Row-wise vs Column-wise Operations
Understanding the difference helps avoid confusion:
import numpy as np
matrix = np.array([[10, 20, 30],
[40, 50, 60]])
row_divisors = np.array([10, 5]) # 2 values (one per row)
col_divisors = np.array([10, 20, 30]) # 3 values (one per column)
# Row-wise: divide each row by its corresponding value
row_result = matrix / row_divisors[:, np.newaxis]
print("Row-wise division:")
print(row_result)
# Column-wise: divide each column by its corresponding value
col_result = matrix / col_divisors # No reshape needed!

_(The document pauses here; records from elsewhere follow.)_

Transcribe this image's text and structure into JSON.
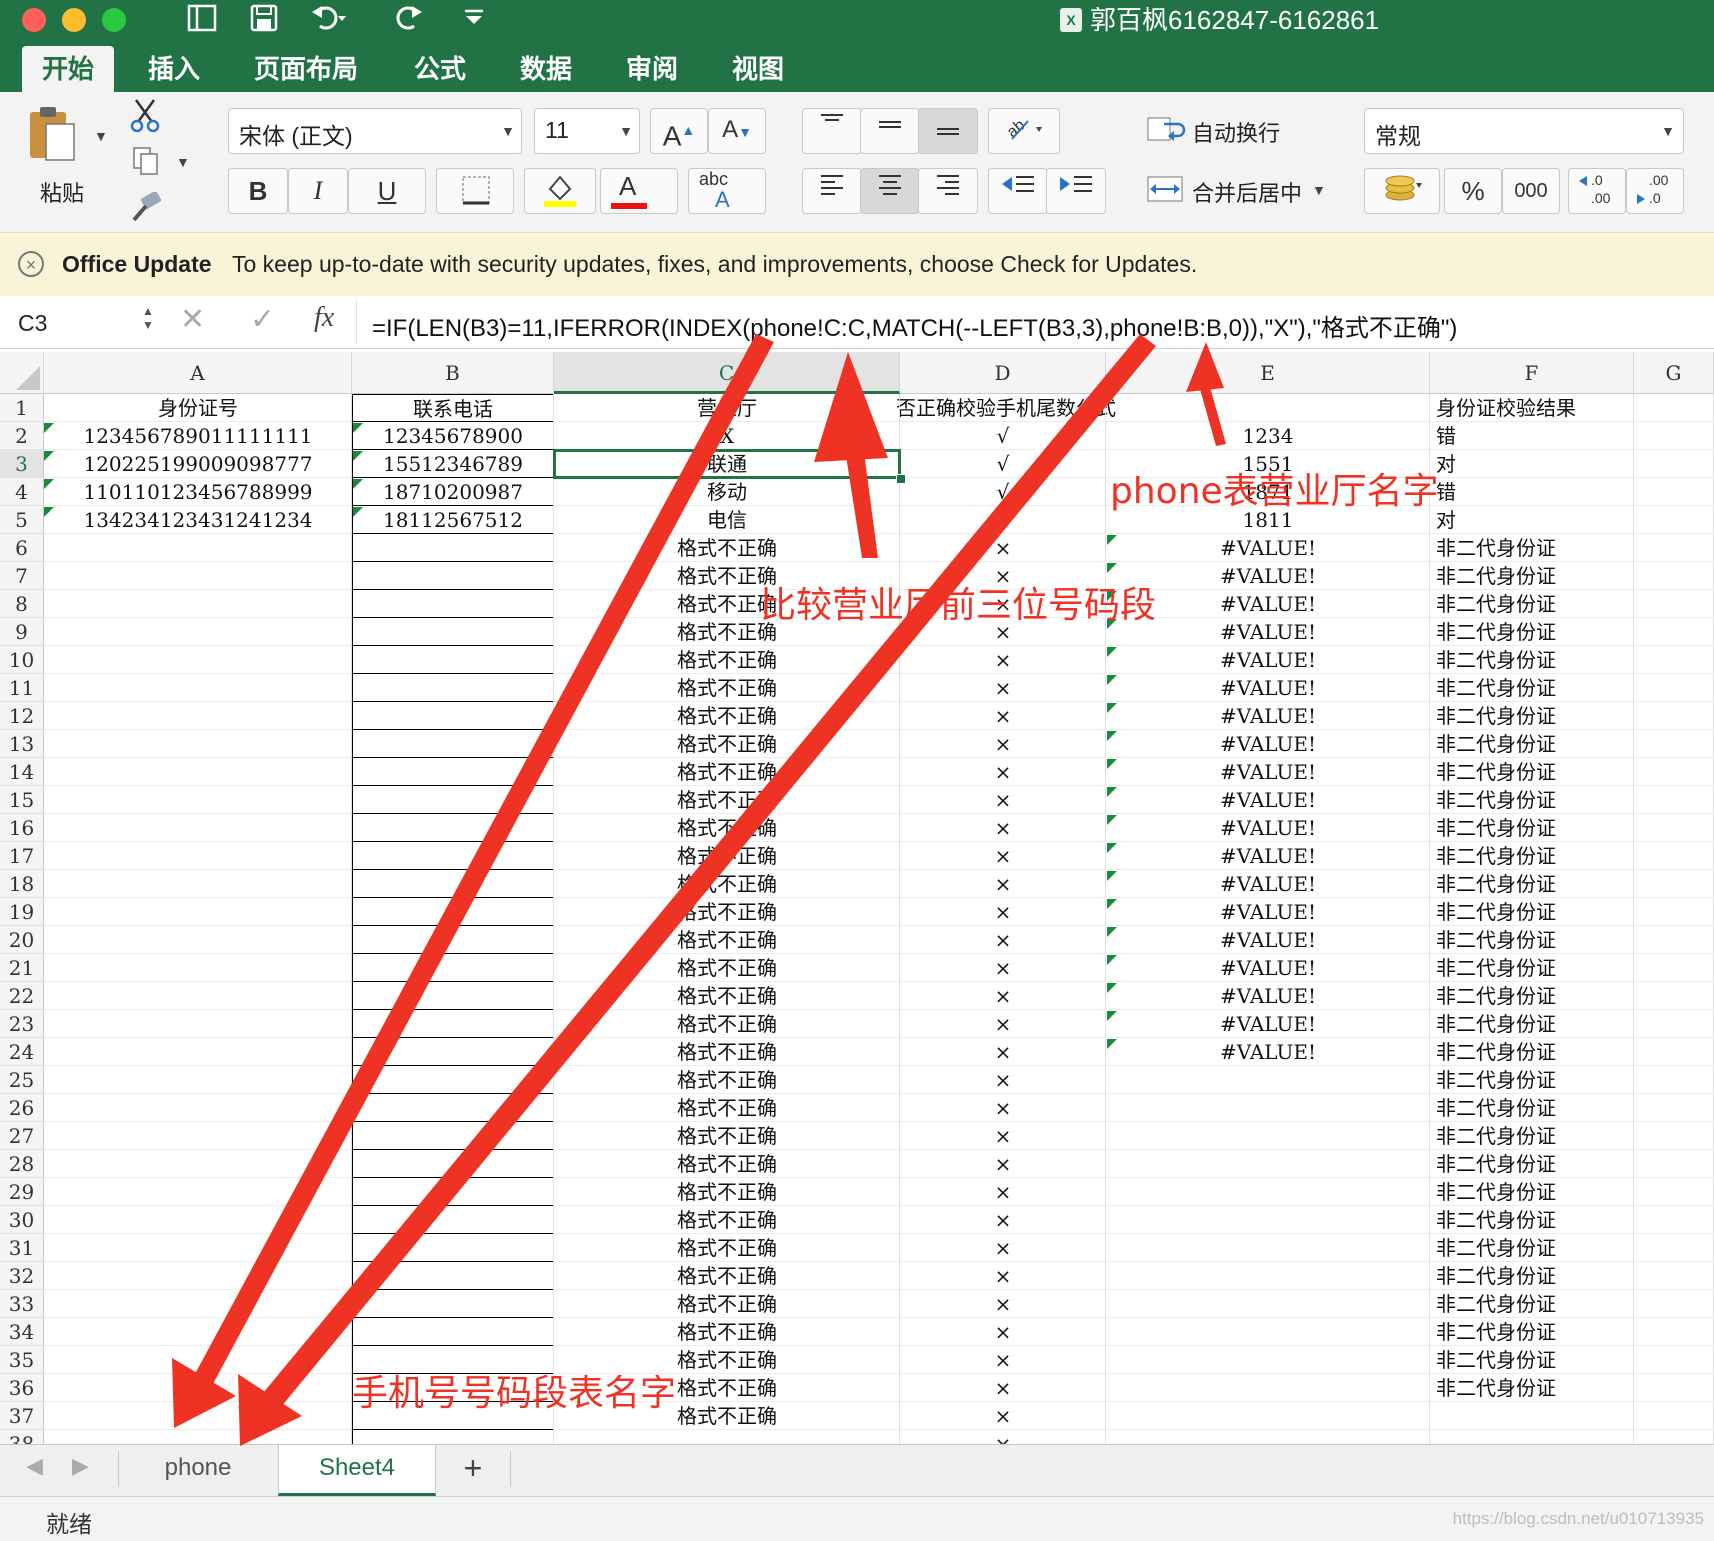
{
  "window": {
    "title": "郭百枫6162847-6162861",
    "file_icon_label": "X"
  },
  "quick_access": {
    "sidebar_icon": "sidebar-icon",
    "save_icon": "save-icon",
    "undo_icon": "undo-icon",
    "redo_icon": "redo-icon",
    "customize_icon": "customize-icon"
  },
  "ribbon_tabs": [
    "开始",
    "插入",
    "页面布局",
    "公式",
    "数据",
    "审阅",
    "视图"
  ],
  "ribbon": {
    "paste_label": "粘贴",
    "font_name": "宋体 (正文)",
    "font_size": "11",
    "bold": "B",
    "italic": "I",
    "underline": "U",
    "font_color_letter": "A",
    "abc": "abc",
    "wrap_text": "自动换行",
    "merge_center": "合并后居中",
    "number_format": "常规",
    "percent": "%",
    "thousands": "000",
    "inc_decimal": ".0\n.00",
    "dec_decimal": ".00\n.0",
    "accent_color": "#217346"
  },
  "update_bar": {
    "title": "Office Update",
    "message": "To keep up-to-date with security updates, fixes, and improvements, choose Check for Updates."
  },
  "formula_bar": {
    "name_box": "C3",
    "fx": "fx",
    "formula": "=IF(LEN(B3)=11,IFERROR(INDEX(phone!C:C,MATCH(--LEFT(B3,3),phone!B:B,0)),\"X\"),\"格式不正确\")"
  },
  "columns": [
    "A",
    "B",
    "C",
    "D",
    "E",
    "F",
    "G"
  ],
  "selected_cell": {
    "column": "C",
    "row": 3
  },
  "header_row": {
    "A": "身份证号",
    "B": "联系电话",
    "C": "营业厅",
    "D": "否正确校验手机尾数公式",
    "E": "",
    "F": "身份证校验结果"
  },
  "rows": [
    {
      "n": "2",
      "A": "123456789011111111",
      "B": "12345678900",
      "C": "X",
      "D": "√",
      "E": "1234",
      "F": "错"
    },
    {
      "n": "3",
      "A": "120225199009098777",
      "B": "15512346789",
      "C": "联通",
      "D": "√",
      "E": "1551",
      "F": "对"
    },
    {
      "n": "4",
      "A": "110110123456788999",
      "B": "18710200987",
      "C": "移动",
      "D": "√",
      "E": "1871",
      "F": "错"
    },
    {
      "n": "5",
      "A": "134234123431241234",
      "B": "18112567512",
      "C": "电信",
      "D": "√",
      "E": "1811",
      "F": "对"
    },
    {
      "n": "6",
      "C": "格式不正确",
      "D": "×",
      "E": "#VALUE!",
      "F": "非二代身份证"
    },
    {
      "n": "7",
      "C": "格式不正确",
      "D": "×",
      "E": "#VALUE!",
      "F": "非二代身份证"
    },
    {
      "n": "8",
      "C": "格式不正确",
      "D": "×",
      "E": "#VALUE!",
      "F": "非二代身份证"
    },
    {
      "n": "9",
      "C": "格式不正确",
      "D": "×",
      "E": "#VALUE!",
      "F": "非二代身份证"
    },
    {
      "n": "10",
      "C": "格式不正确",
      "D": "×",
      "E": "#VALUE!",
      "F": "非二代身份证"
    },
    {
      "n": "11",
      "C": "格式不正确",
      "D": "×",
      "E": "#VALUE!",
      "F": "非二代身份证"
    },
    {
      "n": "12",
      "C": "格式不正确",
      "D": "×",
      "E": "#VALUE!",
      "F": "非二代身份证"
    },
    {
      "n": "13",
      "C": "格式不正确",
      "D": "×",
      "E": "#VALUE!",
      "F": "非二代身份证"
    },
    {
      "n": "14",
      "C": "格式不正确",
      "D": "×",
      "E": "#VALUE!",
      "F": "非二代身份证"
    },
    {
      "n": "15",
      "C": "格式不正确",
      "D": "×",
      "E": "#VALUE!",
      "F": "非二代身份证"
    },
    {
      "n": "16",
      "C": "格式不正确",
      "D": "×",
      "E": "#VALUE!",
      "F": "非二代身份证"
    },
    {
      "n": "17",
      "C": "格式不正确",
      "D": "×",
      "E": "#VALUE!",
      "F": "非二代身份证"
    },
    {
      "n": "18",
      "C": "格式不正确",
      "D": "×",
      "E": "#VALUE!",
      "F": "非二代身份证"
    },
    {
      "n": "19",
      "C": "格式不正确",
      "D": "×",
      "E": "#VALUE!",
      "F": "非二代身份证"
    },
    {
      "n": "20",
      "C": "格式不正确",
      "D": "×",
      "E": "#VALUE!",
      "F": "非二代身份证"
    },
    {
      "n": "21",
      "C": "格式不正确",
      "D": "×",
      "E": "#VALUE!",
      "F": "非二代身份证"
    },
    {
      "n": "22",
      "C": "格式不正确",
      "D": "×",
      "E": "#VALUE!",
      "F": "非二代身份证"
    },
    {
      "n": "23",
      "C": "格式不正确",
      "D": "×",
      "E": "#VALUE!",
      "F": "非二代身份证"
    },
    {
      "n": "24",
      "C": "格式不正确",
      "D": "×",
      "E": "#VALUE!",
      "F": "非二代身份证"
    },
    {
      "n": "25",
      "C": "格式不正确",
      "D": "×",
      "F": "非二代身份证"
    },
    {
      "n": "26",
      "C": "格式不正确",
      "D": "×",
      "F": "非二代身份证"
    },
    {
      "n": "27",
      "C": "格式不正确",
      "D": "×",
      "F": "非二代身份证"
    },
    {
      "n": "28",
      "C": "格式不正确",
      "D": "×",
      "F": "非二代身份证"
    },
    {
      "n": "29",
      "C": "格式不正确",
      "D": "×",
      "F": "非二代身份证"
    },
    {
      "n": "30",
      "C": "格式不正确",
      "D": "×",
      "F": "非二代身份证"
    },
    {
      "n": "31",
      "C": "格式不正确",
      "D": "×",
      "F": "非二代身份证"
    },
    {
      "n": "32",
      "C": "格式不正确",
      "D": "×",
      "F": "非二代身份证"
    },
    {
      "n": "33",
      "C": "格式不正确",
      "D": "×",
      "F": "非二代身份证"
    },
    {
      "n": "34",
      "C": "格式不正确",
      "D": "×",
      "F": "非二代身份证"
    },
    {
      "n": "35",
      "C": "格式不正确",
      "D": "×",
      "F": "非二代身份证"
    },
    {
      "n": "36",
      "C": "格式不正确",
      "D": "×",
      "F": "非二代身份证"
    },
    {
      "n": "37",
      "C": "格式不正确",
      "D": "×"
    },
    {
      "n": "38",
      "D": "×"
    }
  ],
  "sheet_tabs": [
    "phone",
    "Sheet4"
  ],
  "active_sheet": "Sheet4",
  "add_sheet": "+",
  "status_bar": {
    "text": "就绪"
  },
  "watermark": "https://blog.csdn.net/u010713935",
  "annotations": {
    "color": "#ee3224",
    "texts": [
      "phone表营业厅名字",
      "比较营业厅前三位号码段",
      "手机号号码段表名字"
    ]
  }
}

print("\nColumn-wise division:")
print(col_result)
Output:
Row-wise division:
[[ 1. 2. 3.]
[ 8. 10. 12.]]
Column-wise division:
[[1. 1. 1. ]
[4. 2.5 2. ]]
Practical Examples
Normalizing Rows by Their Sum
import numpy as np
data = np.array([
[1, 2, 3],
[4, 5, 6],
[7, 8, 9]
])
# Calculate sum of each row
row_sums = data.sum(axis=1)
print(f"Row sums: {row_sums}")
# Normalize each row
normalized = data / row_sums[:, np.newaxis]
print("Normalized rows:")
print(normalized)
# Verify rows sum to 1
print(f"Row sums after normalization: {normalized.sum(axis=1)}")
Output:
Row sums: [ 6 15 24]
Normalized rows:
[[0.16666667 0.33333333 0.5 ]
[0.26666667 0.33333333 0.4 ]
[0.29166667 0.33333333 0.375 ]]
Row sums after normalization: [1. 1. 1.]
Dividing by Row Maximum
import numpy as np
data = np.array([
[10, 20, 30],
[5, 15, 25],
[100, 200, 150]
])
# Get max of each row
row_max = data.max(axis=1)
print(f"Row max: {row_max}")
# Scale each row to [0, 1] range
scaled = data / row_max[:, np.newaxis]
print("Scaled by row max:")
print(scaled)
Output:
Row max: [ 30 25 200]
Scaled by row max:
[[0.33333333 0.66666667 1. ]
[0.2 0.6 1. ]
[0.5 1. 0.75 ]]
Z-Score Normalization by Row
import numpy as np
data = np.array([
[10, 20, 30],
[100, 200, 300],
[5, 10, 15]
])
# Calculate row means and standard deviations
row_means = data.mean(axis=1)
row_stds = data.std(axis=1)
# Z-score normalize each row
z_scores = (data - row_means[:, np.newaxis]) / row_stds[:, np.newaxis]
print("Z-scores by row:")
print(z_scores)
Output:
Z-scores by row:
[[-1.22474487 0. 1.22474487]
[-1.22474487 0. 1.22474487]
[-1.22474487 0. 1.22474487]]
Other Row-wise Operations
The same pattern works for other operations:
import numpy as np
matrix = np.array([[10, 20, 30],
[40, 50, 60]])
row_values = np.array([5, 10])
# Row-wise addition
print(matrix + row_values[:, np.newaxis])
# Row-wise subtraction
print(matrix - row_values[:, np.newaxis])
# Row-wise multiplication
print(matrix * row_values[:, np.newaxis])
Output:
[[15 25 35]
[50 60 70]]
[[ 5 15 25]
[30 40 50]]
[[ 50 100 150]
[400 500 600]]
Quick Reference
| Operation | Vector Shape | Code |
|---|---|---|
| Divide each row | (n_rows,) → (n_rows, 1) | matrix / vec[:, np.newaxis] |
| Divide each column | (n_cols,) | matrix / vec (no reshape) |
| Scalar division | () | matrix / scalar |
Summary
Use vector[:, np.newaxis] or vector.reshape(-1, 1) to convert a 1D array into a column vector for row-wise operations.
This aligns the shapes for NumPy broadcasting, allowing each row to be divided (or multiplied, added, etc.) by its corresponding value in the vector.